In order to identify those children at "high risk" of sexual exploitation, the Children's Commission collected data over a 14 month period from police constabularies, local authority children's services and Primary Care Trusts (PCTs). For instance, a Young Offender's Team would be able to provide information on local children who've been found guilty of offending (one of the "warning signs"); a PCT would be able to assess how many children might be abusing drugs in a particular area.

The Children's Commission requested "child-level" data (a child's initials and date of birth) from these bodies, where it might be available. In order to minimise double counting, the researchers assigned a unique code to each child record. To supplement this individual data, they also used "aggregated" data that provides information on how many children have hit a particular indicator of risk.
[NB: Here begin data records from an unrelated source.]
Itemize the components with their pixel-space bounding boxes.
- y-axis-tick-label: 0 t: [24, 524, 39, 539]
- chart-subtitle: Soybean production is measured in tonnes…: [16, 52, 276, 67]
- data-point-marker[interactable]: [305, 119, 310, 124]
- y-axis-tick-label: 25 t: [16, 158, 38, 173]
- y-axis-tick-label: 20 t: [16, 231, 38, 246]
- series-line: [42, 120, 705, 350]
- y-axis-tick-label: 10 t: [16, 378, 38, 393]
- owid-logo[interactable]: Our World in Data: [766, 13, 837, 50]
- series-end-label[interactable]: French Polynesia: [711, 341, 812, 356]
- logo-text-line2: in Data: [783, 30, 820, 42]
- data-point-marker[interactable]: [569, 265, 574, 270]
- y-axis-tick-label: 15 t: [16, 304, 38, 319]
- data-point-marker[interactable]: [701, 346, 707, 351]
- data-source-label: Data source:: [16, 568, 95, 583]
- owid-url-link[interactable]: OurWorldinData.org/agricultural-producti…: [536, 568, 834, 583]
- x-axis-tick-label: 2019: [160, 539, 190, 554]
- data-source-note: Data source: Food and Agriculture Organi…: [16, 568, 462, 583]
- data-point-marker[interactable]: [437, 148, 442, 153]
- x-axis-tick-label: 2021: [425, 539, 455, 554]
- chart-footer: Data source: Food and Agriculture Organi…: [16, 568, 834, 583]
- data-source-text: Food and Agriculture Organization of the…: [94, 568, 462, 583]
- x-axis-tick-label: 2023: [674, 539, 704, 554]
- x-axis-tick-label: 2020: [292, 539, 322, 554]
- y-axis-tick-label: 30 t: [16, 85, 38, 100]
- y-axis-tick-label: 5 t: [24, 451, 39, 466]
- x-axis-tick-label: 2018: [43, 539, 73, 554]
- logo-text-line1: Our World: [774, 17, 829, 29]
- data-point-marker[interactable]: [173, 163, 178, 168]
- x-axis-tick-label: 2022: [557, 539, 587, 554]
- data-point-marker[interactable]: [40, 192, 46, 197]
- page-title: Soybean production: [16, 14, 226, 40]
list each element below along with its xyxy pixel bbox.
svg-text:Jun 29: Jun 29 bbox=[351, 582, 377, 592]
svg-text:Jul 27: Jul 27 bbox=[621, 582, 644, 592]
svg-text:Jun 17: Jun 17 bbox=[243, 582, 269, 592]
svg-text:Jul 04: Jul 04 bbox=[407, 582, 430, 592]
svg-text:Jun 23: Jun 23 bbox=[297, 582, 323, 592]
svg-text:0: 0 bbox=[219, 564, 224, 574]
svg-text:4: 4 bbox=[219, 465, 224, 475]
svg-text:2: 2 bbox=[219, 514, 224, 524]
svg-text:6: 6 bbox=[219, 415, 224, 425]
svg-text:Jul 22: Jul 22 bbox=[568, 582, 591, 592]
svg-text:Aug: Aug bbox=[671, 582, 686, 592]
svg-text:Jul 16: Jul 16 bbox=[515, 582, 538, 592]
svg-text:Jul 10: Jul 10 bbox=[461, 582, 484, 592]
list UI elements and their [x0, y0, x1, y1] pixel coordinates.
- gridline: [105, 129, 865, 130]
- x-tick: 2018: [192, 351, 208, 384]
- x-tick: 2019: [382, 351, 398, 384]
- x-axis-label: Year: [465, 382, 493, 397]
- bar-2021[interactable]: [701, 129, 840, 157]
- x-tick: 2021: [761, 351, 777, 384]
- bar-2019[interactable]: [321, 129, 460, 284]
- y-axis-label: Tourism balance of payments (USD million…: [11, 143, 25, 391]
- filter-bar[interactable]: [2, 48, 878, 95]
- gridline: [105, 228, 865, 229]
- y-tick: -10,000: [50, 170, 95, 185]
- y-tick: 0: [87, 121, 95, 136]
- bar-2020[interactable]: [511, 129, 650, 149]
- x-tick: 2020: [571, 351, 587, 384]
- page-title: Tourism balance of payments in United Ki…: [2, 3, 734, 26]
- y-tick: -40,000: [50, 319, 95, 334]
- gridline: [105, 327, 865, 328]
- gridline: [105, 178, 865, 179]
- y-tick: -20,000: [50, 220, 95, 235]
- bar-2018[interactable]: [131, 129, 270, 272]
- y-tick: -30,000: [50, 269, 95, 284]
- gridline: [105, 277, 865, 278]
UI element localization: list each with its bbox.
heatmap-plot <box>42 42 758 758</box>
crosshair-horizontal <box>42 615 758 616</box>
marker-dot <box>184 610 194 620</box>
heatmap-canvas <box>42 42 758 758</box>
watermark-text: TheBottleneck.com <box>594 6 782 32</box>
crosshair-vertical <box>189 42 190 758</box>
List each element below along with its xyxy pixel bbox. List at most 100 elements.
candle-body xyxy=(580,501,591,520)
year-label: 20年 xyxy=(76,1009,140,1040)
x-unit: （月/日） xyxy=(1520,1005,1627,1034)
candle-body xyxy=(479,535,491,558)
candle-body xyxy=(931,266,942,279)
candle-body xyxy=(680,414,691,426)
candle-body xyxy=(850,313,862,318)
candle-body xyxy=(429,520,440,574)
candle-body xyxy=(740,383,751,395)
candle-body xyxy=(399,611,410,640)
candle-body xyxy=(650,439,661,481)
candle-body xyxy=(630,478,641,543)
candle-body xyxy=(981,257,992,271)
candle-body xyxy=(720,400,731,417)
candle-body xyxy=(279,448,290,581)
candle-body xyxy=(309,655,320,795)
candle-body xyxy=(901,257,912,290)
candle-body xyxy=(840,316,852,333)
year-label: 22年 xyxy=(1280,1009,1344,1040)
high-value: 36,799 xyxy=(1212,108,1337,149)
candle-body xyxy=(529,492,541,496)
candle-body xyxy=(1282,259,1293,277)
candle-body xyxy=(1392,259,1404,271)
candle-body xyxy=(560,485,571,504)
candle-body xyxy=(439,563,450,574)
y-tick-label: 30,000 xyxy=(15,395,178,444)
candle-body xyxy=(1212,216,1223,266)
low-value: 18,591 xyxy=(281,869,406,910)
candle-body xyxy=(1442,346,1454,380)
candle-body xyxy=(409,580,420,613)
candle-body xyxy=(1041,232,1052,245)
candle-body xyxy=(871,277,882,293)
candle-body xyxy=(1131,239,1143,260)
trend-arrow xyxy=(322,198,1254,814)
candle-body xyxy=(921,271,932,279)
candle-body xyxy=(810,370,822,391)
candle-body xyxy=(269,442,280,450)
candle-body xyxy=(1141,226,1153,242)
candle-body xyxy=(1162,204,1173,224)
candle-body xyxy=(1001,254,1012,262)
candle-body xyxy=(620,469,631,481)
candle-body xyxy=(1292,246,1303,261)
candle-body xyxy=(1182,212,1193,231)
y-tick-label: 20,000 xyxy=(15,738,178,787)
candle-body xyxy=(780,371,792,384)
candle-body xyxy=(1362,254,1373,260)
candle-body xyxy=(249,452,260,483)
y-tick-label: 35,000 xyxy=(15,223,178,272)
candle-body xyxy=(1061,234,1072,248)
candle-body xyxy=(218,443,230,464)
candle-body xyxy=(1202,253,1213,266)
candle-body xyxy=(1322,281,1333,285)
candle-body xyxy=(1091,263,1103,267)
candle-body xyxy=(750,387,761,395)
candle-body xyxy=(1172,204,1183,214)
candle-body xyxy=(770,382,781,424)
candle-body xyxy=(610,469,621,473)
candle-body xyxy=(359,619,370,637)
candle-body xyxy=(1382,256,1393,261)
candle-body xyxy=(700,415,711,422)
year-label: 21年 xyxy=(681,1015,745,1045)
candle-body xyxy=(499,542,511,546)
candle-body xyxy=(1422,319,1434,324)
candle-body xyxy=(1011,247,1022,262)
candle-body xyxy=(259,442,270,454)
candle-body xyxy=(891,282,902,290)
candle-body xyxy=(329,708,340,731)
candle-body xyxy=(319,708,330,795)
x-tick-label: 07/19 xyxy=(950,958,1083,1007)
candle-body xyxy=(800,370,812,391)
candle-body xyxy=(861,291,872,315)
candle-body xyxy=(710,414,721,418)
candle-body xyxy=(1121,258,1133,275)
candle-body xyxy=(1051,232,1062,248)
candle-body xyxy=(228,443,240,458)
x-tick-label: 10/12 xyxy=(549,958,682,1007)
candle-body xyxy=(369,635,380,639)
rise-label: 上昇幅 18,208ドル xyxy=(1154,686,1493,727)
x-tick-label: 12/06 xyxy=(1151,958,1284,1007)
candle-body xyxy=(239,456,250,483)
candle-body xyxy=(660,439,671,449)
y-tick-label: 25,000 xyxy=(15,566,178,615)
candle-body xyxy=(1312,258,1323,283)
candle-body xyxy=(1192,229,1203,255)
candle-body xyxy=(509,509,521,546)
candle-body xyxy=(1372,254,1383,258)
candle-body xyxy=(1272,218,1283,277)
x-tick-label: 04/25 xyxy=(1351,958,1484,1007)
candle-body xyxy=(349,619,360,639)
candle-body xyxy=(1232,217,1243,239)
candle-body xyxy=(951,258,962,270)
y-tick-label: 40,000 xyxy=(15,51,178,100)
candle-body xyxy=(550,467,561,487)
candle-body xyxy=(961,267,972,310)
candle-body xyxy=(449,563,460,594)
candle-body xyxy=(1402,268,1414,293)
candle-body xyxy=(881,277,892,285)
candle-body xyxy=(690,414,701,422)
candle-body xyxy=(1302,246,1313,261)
They concluded that between August 2010 and October 2011, there were 16,500 children "at high risk" of sexual exploitation. However, there were problems with sourcing this data, as the report acknowledges.

While 100% of police constabularies responded to the request for data, there was variation in how much detail their data offered. Although 88% of local authority children's services provided data, only 2/3 of PCTs submitted evidence.

Furthermore, in one of the report's footnotes, we find another caveat that applies particularly to Young Offender Teams: where data had to be extracted from a manual trawl, the Children's Commission only requested 4 months of data "in order to reduce the administrative burden". So for a period of 14 months, it looks like we have 4 months of data at most.

Is the Government's analysis unfair?

Today's PM programme on Radio 4 confirmed the Government's use of "hysterical" wasn't on the record, but we still don't know which particular statistics the Government has taken issue with.

In this report, the Children's Commissioner has analysed data from a range of different sources. She openly admits that there are "gaps" and "inconsistencies" in the capture and logging of data, as well as "varying definitions".

It's also worth nothing that many of the indicators of "risk" will rely on somebody's subjective judgement. As John Humphrys notes, many of these indicators are not clear-cut: they do not necessarily point to a child's sexual exploitation. We're not talking about something that is easy to measure and any statistic will probably be an approximation. 

However, until the Government explains its misgivings, it is unclear why the report was initially condemned in such strong terms.